Na contestação, a Ré impugnou a factualidade alegada pelo Autor, tendo deduzido pedido reconvencional.
O processo seguiu seus regulares termos, vindo a ser proferida sentença que julgou improcedente a reconvenção e procedente a acção, decretando a dissolução, por divórcio, do casamento celebrado entre o A, e a R., com culpa principal desta.
A Ré recorreu, tendo a Relação de Lisboa julgado improcedente a apelação, confirmando a sentença recorrida.
De novo inconformada, a Ré trouxe o presente recurso de revista, alegando em termos que, substancialmente, nada apresentam de inovador em relação às alegações produzidas na antecedente apelação. E conclui nos seguintes termos:
1 - O acórdão recorrido não teve em conta o estipulado no art. 1786 n. 2, a contrario, e 333 do C. Civil e houve assim violação do estatuído no art. 1786 n. 2 a contrario e 333 do C. Civil.
2 - Havendo de igual forma violação da lei do processo pois que o acórdão recorrido não teve em conta o estatuído no art. 651 n. 1 b) do C.P.Civil.
Termos em que deve ser dado provimento ao recurso, devendo o acórdão recorrido ser revogado e substituído por outro em que a recorrente não seja considerada única exclusiva e principal culpada.
O recorrido não contra-alegou.
Colhidos os vistos legais, cumpre decidir.
II
1. A, e R, casaram, um com o outro, em 13-01-1962 (A);
2. No Verão de 1980, a R, resolveu mudar a fechadura da casa (3º) e, num dia desse Verão, quando o A, regressava da praia com o filho mais velho e quis entrar em casa, não o conseguiu, porque a R, mudara tal fechadura (4º);
3. Após aquela data, o A, esteve a viver em casa dos sogros (5º);
4. Desde há cerca de 5 anos, (1987), o A, vive, em comunhão de mesa, leito e habitação, com uma senhora, C, residente em Almada (9º).
Também deve considerar-se assente, por confissão (arts. 352, 355 e 356) - cfr. arts. 10 da petição inicial e 1º da contestação -, o facto segundo o qual, desde o Verão de 1980, "A, e R, estão separados de facto, ou seja, estão separados de facto há mais de 10 anos consecutivos", afirmação reportada à data da propositura da acção, em Janeiro de 1991.
O âmbito do recurso é determinado em face das conclusões da alegação do recorrente.
Ressalvadas as que sejam de conhecimento oficioso, no julgamento de um recurso apenas há que considerar as que são colocadas pelo recorrente no requerimento de interposição ou nas conclusões que formular - arts. 684, ns. 1 e 3, e 690, n. 1, do CPC.
Vejamos, então, sem necessidade de vinculação a ordem por que foram enunciadas, as três questões que a recorrente vem suscitar.
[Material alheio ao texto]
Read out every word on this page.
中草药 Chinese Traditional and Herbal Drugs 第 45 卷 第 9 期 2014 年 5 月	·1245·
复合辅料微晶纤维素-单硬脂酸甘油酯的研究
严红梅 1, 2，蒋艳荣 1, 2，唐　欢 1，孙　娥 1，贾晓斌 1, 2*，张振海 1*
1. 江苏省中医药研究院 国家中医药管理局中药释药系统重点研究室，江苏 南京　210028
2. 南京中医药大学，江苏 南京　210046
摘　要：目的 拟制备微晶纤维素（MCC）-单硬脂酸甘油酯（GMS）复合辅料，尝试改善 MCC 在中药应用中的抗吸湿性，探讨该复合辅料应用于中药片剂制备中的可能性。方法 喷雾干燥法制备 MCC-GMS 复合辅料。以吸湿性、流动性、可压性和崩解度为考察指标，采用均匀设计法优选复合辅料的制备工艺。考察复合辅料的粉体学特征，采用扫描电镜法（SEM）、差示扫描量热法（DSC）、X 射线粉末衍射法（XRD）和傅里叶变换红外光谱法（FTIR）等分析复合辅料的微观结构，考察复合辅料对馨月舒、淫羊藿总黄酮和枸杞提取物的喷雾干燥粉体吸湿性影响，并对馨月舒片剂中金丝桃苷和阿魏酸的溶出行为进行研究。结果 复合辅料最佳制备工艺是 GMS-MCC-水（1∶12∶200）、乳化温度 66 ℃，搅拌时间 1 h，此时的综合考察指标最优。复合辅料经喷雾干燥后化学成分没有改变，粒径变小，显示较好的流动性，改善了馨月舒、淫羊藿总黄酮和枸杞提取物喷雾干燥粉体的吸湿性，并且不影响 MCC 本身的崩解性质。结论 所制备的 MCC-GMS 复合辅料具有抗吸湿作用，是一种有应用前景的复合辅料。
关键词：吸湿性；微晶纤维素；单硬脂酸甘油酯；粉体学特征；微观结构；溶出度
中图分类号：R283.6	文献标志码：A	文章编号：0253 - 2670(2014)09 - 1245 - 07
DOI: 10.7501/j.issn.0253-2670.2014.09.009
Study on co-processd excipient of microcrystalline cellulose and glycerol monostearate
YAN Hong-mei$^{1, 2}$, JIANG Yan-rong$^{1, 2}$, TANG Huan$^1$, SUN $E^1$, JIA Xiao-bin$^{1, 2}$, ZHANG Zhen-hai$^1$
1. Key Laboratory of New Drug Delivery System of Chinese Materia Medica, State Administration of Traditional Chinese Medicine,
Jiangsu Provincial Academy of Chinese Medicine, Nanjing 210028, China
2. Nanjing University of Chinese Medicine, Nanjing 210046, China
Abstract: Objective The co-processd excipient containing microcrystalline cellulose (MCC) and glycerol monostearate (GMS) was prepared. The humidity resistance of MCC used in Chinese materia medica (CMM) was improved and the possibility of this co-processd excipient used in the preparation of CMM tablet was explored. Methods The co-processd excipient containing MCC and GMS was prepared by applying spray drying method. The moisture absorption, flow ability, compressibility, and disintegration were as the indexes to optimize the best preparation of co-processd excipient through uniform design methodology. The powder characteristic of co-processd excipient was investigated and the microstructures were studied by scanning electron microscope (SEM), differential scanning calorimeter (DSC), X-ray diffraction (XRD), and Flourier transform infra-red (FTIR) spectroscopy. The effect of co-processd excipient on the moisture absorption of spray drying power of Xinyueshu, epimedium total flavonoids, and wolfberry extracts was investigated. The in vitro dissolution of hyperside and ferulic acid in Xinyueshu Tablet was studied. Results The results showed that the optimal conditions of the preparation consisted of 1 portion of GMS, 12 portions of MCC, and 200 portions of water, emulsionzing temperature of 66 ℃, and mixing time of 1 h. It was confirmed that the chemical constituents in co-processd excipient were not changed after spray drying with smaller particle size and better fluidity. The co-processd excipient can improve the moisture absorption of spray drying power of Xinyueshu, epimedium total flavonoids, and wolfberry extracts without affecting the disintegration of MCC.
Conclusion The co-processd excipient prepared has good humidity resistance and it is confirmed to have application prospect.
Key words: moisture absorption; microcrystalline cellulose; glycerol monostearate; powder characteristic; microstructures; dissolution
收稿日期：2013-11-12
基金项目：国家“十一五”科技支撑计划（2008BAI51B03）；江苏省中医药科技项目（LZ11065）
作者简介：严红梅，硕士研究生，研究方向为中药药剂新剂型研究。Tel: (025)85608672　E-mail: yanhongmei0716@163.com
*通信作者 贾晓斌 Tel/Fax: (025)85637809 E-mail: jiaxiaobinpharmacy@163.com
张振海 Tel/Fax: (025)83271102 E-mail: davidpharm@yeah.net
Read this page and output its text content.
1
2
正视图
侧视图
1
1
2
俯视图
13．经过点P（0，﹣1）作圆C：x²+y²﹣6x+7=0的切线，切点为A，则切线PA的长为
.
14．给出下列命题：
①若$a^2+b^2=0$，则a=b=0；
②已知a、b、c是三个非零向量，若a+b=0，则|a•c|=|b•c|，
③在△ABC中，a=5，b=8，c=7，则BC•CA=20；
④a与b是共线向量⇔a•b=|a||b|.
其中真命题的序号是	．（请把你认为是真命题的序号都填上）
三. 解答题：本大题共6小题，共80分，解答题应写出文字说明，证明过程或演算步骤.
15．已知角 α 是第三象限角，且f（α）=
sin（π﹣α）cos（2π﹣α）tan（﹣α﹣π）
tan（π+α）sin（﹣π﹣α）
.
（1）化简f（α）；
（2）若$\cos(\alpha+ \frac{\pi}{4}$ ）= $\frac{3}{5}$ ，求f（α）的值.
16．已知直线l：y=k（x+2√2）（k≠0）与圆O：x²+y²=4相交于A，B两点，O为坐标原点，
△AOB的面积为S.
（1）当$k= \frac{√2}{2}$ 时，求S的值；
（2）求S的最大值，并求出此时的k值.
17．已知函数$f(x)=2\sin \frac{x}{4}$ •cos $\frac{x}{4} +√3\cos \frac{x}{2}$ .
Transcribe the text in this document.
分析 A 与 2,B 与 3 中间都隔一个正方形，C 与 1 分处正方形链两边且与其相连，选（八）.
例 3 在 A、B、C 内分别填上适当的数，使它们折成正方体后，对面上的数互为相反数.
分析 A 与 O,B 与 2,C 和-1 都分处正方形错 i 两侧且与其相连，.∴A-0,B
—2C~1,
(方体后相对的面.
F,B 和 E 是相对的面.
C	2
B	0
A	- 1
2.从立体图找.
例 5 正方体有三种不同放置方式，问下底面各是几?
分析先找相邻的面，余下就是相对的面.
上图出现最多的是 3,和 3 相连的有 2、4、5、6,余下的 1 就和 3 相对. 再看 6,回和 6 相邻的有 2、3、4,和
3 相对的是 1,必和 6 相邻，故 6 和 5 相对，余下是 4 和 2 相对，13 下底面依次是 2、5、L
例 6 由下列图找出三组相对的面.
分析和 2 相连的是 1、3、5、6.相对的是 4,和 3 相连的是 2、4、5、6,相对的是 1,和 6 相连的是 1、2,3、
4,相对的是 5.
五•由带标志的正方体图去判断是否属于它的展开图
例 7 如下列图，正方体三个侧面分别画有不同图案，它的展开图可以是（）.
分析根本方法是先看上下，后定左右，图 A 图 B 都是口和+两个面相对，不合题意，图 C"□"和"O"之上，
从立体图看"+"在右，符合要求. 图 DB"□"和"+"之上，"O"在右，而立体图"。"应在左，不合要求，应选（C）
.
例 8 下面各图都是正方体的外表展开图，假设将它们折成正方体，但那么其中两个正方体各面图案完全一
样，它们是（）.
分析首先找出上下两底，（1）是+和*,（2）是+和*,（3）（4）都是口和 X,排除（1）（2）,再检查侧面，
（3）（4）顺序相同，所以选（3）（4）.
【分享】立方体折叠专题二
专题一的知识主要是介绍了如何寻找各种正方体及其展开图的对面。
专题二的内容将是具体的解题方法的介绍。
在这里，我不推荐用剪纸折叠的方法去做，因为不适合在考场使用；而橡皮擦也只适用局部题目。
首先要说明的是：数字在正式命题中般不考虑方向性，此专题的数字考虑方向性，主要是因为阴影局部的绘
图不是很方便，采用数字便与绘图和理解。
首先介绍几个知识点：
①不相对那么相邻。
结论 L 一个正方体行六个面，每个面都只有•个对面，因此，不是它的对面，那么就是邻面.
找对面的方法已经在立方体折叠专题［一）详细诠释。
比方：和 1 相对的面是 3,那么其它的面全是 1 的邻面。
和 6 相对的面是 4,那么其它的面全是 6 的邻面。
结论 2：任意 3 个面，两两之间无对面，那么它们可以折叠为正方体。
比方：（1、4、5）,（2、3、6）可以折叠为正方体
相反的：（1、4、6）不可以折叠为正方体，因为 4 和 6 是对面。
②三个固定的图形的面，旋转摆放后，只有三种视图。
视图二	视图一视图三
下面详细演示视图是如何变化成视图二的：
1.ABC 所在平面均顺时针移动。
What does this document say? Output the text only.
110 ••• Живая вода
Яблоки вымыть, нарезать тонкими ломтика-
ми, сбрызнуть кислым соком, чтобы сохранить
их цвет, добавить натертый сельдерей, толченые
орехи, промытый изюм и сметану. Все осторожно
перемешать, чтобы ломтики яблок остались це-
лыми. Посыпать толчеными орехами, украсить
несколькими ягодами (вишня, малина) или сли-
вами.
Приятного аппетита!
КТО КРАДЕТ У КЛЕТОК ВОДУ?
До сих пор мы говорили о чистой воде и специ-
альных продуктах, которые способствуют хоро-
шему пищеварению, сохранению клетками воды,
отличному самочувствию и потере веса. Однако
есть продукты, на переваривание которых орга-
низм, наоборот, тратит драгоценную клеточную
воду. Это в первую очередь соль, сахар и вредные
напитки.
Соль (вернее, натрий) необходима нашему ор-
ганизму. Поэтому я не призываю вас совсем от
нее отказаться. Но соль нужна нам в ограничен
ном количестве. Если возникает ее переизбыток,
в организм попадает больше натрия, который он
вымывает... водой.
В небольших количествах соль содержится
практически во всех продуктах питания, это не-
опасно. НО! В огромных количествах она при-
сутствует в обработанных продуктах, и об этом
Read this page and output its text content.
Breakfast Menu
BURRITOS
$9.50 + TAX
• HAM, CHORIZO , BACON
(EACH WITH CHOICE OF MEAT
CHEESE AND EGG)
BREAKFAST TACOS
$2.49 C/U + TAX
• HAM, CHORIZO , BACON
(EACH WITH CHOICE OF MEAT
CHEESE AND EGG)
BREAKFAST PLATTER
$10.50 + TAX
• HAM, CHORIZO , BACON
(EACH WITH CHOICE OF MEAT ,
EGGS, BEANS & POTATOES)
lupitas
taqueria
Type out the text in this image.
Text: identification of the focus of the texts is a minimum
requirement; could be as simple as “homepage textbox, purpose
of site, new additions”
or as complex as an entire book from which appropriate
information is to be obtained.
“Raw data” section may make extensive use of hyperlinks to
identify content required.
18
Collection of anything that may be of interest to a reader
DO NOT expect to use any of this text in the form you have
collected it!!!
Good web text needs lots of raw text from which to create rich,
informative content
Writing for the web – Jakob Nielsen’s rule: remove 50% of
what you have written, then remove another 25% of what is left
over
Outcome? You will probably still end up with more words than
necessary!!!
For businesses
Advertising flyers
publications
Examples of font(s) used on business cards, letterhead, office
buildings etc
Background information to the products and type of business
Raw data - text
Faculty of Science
São as seguintes:
a) Por um lado, considera que não lhe foi possibilitado fazer prova dos factos por ela alegados a respeito das circunstâncias em que teria ocorrido a mudança da fechadura, uma vez que, em virtude do atraso horário verificado na realização do julgamento nem a Ré nem as suas testemunhas teriam sido ouvidas - cfr. arts. 13 e 16 das alegações em apreço.
b) Adicionalmente, a recorrente entende, perante a factualidade apurada, não haver fundamento jurídico para invocar a aplicação da parte final do n. 2 do art. 1786 do CC, segundo o qual "tratando-se de facto continuado, (o prazo de caducidade) só corre a partir da data em que o facto tiver cessado".
c) Por fim, embora não expressamente levada às conclusões, perpassa como motivo determinante da interposição da presente revista a questão da declaração da culpa dos cônjuges no divórcio decretado.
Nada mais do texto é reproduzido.